8. Confucius aimait que sa bouillie fût faite d’un riz très pur, et son hachis composé de viande hachée très fin. Il ne mangeait pas la bouillie qui était moisie et gâtée, ni le poisson ni la viande qui commençaient à se corrompre. Il ne mangeait pas un mets qui avait perdu sa couleur ou son odeur ordinaire. Il ne mangeait pas un mets qui n’était pas cuit convenablement, ni un fruit qui n’était pas assez mûr. Il ne mangeait pas ce qui n’avait pas été coupé d’une manière régulière, ni ce qui n’avait pas été assaisonné avec la sauce convenable. Le hachis se fait avec de la viande de bœuf ou de mouton, ou de la chair de poisson, que l’on hache très fin. Le riz bien pur nourrit l’homme, le hachis grossièrement préparé lui nuit. Pou ien, ces mots signifient que Confucius trouvait ces aliments très bons, mais non qu’il voulût absolument les avoir tels. Il ne mangeait rien de ce qui pouvait nuire à la santé. Il pensait que la viande devait être coupée d’une manière régulière. Quand elle ne l’était pas, il ne la mangeait pas ; il haïssait le manque de régularité.
Lors même que les viandes abondaient, il ne prenait pas plus de viande que de nourriture végétale. La quantité de boisson fermentée dont il usait n’était pas déterminée ; mais elle n’allait jamais jusqu’à lui troubler la raison. Il ne voulait pas de liqueur fermentée ni de viande séchée qui eussent été achetées (de peur qu’elles ne fussent pas propres). Il avait toujours du gingembre sur sa table. Il ne mangeait pas avec excès. Les grains doivent faire la partie principale de la nourriture. Pour cette raison, Confucius ne mangeait pas plus de viande que d’autres aliments. Les liqueurs fermentées servent à exciter la joie dans les réunions. Confucius ne se prescrivait pas de règle fixe, seulement il évitait l’ivresse, et n’allait pas jusqu’à avoir la raison troublée. Le gingembre éclaircit l’intelligence, et dissipe toutes les impuretés. Confucius en avait toujours sur sa table.

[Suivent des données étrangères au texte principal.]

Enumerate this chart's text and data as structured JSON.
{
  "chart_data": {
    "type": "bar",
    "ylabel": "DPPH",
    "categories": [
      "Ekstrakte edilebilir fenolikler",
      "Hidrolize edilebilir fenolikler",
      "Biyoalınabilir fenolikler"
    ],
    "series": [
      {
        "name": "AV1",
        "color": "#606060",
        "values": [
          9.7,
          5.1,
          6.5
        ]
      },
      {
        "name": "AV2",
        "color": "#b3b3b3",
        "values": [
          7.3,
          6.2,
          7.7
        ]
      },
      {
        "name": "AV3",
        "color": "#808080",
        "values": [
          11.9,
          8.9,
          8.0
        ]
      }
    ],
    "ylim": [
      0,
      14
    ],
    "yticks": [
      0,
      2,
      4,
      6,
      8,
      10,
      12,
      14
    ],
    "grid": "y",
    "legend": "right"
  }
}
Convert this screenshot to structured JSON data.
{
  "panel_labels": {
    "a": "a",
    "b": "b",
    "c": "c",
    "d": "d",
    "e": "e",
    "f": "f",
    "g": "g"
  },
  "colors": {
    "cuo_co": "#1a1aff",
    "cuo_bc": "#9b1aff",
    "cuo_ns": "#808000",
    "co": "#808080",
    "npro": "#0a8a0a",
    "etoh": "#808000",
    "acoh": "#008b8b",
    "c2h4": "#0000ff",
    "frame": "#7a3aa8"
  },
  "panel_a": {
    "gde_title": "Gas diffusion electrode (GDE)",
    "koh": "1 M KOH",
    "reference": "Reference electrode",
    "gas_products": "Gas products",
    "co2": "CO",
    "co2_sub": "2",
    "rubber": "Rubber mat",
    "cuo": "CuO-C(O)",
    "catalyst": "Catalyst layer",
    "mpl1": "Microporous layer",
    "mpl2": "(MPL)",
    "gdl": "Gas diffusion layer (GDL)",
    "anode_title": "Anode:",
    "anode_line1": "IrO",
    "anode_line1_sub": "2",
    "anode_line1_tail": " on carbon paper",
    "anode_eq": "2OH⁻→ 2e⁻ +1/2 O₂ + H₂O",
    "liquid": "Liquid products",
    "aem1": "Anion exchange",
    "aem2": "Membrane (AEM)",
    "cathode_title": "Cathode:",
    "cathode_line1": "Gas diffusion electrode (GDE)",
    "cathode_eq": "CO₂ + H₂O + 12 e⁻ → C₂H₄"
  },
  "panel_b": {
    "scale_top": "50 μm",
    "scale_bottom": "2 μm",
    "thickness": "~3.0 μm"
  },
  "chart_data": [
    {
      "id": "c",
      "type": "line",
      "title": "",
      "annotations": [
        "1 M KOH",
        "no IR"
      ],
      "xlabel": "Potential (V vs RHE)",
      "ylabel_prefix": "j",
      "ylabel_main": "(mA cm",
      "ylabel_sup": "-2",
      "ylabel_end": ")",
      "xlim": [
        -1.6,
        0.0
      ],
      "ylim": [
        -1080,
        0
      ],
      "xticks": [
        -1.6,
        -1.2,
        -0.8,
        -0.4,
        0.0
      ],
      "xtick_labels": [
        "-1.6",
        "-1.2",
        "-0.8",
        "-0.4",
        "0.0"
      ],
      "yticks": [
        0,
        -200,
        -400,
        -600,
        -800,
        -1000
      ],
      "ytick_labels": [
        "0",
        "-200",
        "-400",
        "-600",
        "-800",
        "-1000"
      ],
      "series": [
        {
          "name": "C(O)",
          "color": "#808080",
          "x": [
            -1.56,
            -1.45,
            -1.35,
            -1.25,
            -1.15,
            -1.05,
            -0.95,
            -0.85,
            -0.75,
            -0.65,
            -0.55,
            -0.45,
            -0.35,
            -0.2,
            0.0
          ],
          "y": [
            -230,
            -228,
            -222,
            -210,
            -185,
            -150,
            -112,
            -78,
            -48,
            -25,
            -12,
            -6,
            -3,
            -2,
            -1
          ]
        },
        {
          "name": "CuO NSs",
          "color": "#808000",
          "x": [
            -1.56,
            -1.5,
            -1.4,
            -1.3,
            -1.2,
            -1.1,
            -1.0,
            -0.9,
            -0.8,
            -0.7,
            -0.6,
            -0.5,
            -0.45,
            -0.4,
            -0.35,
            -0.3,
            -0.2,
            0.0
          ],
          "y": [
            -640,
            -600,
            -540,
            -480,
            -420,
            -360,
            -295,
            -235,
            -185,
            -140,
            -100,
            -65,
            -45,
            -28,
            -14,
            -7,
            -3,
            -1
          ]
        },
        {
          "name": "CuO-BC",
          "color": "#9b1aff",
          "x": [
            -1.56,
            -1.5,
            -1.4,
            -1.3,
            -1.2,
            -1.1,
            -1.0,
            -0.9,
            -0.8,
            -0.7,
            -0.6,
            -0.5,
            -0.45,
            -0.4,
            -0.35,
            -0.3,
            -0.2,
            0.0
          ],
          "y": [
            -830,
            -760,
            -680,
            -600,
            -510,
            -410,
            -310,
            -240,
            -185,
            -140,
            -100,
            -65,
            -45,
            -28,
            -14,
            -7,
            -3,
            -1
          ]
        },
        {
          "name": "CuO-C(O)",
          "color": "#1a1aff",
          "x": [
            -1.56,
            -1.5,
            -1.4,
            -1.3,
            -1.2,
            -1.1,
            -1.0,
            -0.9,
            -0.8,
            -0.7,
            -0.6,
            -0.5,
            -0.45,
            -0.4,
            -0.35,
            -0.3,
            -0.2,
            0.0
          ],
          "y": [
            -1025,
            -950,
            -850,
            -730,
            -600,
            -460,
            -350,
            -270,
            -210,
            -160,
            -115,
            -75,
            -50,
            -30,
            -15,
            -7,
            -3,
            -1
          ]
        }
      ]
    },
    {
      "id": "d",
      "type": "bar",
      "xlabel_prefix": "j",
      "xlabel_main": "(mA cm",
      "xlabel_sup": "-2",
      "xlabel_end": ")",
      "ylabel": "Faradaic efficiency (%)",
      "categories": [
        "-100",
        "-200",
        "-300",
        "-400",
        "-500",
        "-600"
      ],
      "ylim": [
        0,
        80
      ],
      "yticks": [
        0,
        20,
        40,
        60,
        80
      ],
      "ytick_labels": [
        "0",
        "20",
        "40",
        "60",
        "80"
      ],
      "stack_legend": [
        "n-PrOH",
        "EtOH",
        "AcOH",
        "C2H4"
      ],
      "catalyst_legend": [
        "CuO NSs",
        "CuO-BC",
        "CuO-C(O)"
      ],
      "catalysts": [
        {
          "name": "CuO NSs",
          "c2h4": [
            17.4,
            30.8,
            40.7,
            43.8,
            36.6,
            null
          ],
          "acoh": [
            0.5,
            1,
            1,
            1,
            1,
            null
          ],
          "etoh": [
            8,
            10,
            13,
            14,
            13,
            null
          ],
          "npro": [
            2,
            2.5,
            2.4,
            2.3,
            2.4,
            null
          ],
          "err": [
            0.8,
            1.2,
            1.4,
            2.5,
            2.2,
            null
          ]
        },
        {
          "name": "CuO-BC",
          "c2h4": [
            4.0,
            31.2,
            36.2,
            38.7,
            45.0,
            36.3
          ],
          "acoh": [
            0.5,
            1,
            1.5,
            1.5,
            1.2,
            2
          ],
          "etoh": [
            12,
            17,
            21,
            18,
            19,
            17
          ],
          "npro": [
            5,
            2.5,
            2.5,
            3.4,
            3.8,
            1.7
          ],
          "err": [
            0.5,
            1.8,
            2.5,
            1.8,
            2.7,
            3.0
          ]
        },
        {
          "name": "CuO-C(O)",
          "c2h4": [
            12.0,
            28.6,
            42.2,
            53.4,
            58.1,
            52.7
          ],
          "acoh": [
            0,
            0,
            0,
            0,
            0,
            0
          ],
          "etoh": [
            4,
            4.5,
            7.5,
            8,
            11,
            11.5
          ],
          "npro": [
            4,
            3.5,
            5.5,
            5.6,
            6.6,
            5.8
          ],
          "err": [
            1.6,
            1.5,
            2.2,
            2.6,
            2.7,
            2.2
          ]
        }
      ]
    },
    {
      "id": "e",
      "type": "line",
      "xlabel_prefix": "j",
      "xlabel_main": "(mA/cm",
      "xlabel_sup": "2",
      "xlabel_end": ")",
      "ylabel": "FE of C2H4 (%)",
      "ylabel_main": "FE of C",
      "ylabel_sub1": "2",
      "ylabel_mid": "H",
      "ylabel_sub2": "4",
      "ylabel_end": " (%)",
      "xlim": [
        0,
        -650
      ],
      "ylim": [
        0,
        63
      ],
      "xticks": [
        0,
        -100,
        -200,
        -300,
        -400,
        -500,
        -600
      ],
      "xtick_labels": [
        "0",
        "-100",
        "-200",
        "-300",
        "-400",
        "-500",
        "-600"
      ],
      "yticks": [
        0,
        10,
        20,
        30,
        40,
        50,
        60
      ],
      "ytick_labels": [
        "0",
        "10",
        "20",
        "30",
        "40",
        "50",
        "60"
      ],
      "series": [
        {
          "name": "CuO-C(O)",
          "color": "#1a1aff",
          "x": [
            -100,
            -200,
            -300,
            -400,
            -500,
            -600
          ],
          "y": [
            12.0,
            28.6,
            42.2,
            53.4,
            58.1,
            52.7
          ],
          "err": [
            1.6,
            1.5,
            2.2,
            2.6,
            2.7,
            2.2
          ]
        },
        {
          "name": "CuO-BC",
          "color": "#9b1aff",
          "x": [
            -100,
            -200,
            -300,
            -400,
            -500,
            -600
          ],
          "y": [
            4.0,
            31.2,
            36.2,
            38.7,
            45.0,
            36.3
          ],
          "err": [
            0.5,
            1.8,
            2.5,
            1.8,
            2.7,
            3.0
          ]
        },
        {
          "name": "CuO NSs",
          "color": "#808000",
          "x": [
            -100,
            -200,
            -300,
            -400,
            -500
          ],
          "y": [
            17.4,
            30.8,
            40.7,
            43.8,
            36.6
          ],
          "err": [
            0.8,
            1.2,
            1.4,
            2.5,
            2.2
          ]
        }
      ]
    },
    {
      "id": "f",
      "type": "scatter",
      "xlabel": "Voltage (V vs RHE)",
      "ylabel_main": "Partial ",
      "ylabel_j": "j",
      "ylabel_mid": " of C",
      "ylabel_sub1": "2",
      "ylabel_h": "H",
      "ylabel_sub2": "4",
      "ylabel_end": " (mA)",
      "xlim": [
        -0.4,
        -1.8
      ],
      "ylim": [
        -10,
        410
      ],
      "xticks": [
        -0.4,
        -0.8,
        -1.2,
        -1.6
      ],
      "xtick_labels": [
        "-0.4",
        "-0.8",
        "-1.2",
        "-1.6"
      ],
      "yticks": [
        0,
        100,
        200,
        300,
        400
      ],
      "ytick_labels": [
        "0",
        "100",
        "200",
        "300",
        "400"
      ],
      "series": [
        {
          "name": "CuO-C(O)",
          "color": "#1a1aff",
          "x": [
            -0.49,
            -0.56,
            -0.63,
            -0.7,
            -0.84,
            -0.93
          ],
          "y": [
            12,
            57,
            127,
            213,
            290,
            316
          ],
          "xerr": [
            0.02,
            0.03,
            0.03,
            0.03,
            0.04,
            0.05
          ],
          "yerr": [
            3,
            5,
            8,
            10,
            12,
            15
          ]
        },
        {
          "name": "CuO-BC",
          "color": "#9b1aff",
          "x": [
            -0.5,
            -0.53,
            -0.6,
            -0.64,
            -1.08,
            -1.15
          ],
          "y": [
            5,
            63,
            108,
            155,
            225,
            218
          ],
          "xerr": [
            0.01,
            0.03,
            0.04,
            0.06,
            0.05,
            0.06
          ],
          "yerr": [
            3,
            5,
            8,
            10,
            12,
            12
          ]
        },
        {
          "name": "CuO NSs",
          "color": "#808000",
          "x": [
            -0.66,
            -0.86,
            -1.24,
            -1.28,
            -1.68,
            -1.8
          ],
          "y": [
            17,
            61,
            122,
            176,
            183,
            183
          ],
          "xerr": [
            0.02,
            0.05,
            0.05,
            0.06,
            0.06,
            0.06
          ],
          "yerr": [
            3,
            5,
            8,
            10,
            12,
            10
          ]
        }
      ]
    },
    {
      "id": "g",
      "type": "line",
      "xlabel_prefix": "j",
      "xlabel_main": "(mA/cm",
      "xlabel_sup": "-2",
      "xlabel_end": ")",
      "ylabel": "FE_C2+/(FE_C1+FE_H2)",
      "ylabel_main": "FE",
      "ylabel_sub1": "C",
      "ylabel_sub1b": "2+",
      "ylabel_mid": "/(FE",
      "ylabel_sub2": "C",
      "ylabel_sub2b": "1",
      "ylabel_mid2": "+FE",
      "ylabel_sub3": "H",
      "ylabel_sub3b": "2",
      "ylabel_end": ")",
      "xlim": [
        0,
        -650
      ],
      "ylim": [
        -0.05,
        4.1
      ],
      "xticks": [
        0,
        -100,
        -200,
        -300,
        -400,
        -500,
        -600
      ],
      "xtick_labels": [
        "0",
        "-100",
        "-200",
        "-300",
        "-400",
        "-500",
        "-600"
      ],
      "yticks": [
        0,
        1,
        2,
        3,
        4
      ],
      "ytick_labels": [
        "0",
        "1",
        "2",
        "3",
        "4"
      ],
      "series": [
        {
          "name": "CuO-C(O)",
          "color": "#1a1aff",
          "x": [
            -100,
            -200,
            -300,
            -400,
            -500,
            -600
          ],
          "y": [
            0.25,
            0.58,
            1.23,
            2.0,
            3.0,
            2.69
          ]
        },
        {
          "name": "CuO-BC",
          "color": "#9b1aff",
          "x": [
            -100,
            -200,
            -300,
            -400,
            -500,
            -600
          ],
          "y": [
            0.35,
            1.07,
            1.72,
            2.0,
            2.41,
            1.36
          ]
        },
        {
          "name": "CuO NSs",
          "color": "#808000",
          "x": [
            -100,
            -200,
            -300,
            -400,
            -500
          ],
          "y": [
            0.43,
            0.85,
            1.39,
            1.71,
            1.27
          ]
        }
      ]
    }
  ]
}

Quand il avait aidé le prince à faire une oblation dans le palais, il ne gardait pas même une nuit (mais il distribuait aussitôt) la viande offerte (dont le prince lui faisait présent). Il ne gardait pas plus de trois jours la viande qu’il avait lui-même offerte à ses parents défunts. Au delà de trois jours, il ne l’aurait pas mangée.
Lorsqu’il avait aidé à faire des offrandes aux morts dans le palais du prince de Lou, il recevait sa part des viandes. De retour à la maison, il les distribuait aussitôt, sans attendre au lendemain, par respect pour les faveurs des mânes, et par honneur pour les dons du prince. Quand il avait fait une offrande dans sa maison, bien qu’il lui fût permis d’attendre un peu, quand il n’avait pu distribuer la viande le jour même, il ne la conservait pas plus de trois jours. Car elle aurait été gâtée, et les hommes ne l’auraient pas mangée. C’eût été traiter sans respect les restes du repas des mânes.
En prenant ses repas, il ne discutait aucune question, lors même qu’on l’interrogeait. La nuit, quand il était couché, il n’entamait aucune discussion. Ce grand sage, aux heures des repas, s’occupait de manger ; aux heures du repos, il se reposait. Ce n’était pas alors pour lui le temps de discourir ni de répondre aux questions sur la philosophie. Il ne s’occupait alors que d’une seule chose.
Même quand il n’avait sur sa table qu’une nourriture grossière et du bouillon aux herbes, il ne manquait pas d’offrir quelque chose à ses parents défunts, et il l’offrait toujours avec respect.
9. Il ne s’asseyait pas sur une natte qui n’était pas placée selon les règles.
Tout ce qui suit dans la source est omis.